Sometimes there is power in the quiet, gradual knowing. This one has occurred in the background, brought into focus by aspects of my relational and intimate existence, and my distance from the prohibitive contexts of my past.
In a universe where there are more than two options, where I don’t have to be one or the other, I don’t drift to one side or the other by default.
I am somewhere else. Someone else.
I am not a man, or a woman.
It’s a relief to speak into thought and existence, gradually, first in private and now very much in public, the unadulterated nature of my conception and expression of myself.
To just be.
It is a privilege to live as myself, openly. One that many people don’t get to experience. The pain we cause each other to avoid discomfort is tragic and pointless.

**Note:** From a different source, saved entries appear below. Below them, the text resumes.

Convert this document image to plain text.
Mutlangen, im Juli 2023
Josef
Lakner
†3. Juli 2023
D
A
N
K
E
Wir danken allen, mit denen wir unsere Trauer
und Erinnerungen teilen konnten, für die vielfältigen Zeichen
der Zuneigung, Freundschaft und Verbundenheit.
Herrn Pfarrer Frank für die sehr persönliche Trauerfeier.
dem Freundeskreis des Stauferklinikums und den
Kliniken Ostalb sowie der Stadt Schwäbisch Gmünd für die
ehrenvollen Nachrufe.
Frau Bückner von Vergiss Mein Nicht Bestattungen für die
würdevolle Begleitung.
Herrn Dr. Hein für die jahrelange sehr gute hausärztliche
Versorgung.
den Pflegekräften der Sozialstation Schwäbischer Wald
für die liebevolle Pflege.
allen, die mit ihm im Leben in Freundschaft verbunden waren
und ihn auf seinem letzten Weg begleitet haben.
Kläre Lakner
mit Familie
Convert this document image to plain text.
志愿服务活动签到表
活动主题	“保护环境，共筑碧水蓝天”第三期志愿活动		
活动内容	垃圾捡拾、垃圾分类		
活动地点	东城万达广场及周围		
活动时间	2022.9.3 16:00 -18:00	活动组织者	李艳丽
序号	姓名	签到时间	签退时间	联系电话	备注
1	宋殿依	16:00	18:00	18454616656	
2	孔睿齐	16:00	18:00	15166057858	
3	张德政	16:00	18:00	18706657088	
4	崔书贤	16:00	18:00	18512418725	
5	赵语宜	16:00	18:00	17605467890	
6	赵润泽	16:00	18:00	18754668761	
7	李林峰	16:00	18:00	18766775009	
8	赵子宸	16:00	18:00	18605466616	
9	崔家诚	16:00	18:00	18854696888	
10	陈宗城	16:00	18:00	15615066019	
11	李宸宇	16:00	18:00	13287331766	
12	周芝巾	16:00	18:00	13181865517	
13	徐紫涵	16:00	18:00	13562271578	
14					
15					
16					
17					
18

So I continue to share these very personal and vulnerable thoughts out loud, in the hope that they can help one person know they are not alone, or help someone come to the realization that their repression, however unintentional, is causing grievous injury to someone else.
It took me until my 30s to really start to figure it out; I try not to think about the specific nature of the abuse that kept some of these truths from me in childhood and beyond. I remind myself that it was protective. That I had to survive. That the brain is operating on so many levels that we aren’t aware of and can’t even conceive of.
I am bursting with excitement and pride these days, but I am also scared. The world is not a nice place for earnest hearts and weirdos.
Let me re-introduce myself, then. My name is Andrea. I am a weirdo with a big, earnest heart. If you are so inclined, I would love it if you would call me Andi. (My family of origin used to call me this when I was a kid, and it feels right to reclaim it).
I identify as a non-binary lesbian.
If you’re using pronouns to refer to me, I prefer they/them pronouns, but I am also comfortable with she/her pronouns.
I don’t take the freedom to say this for granted. Not for a second.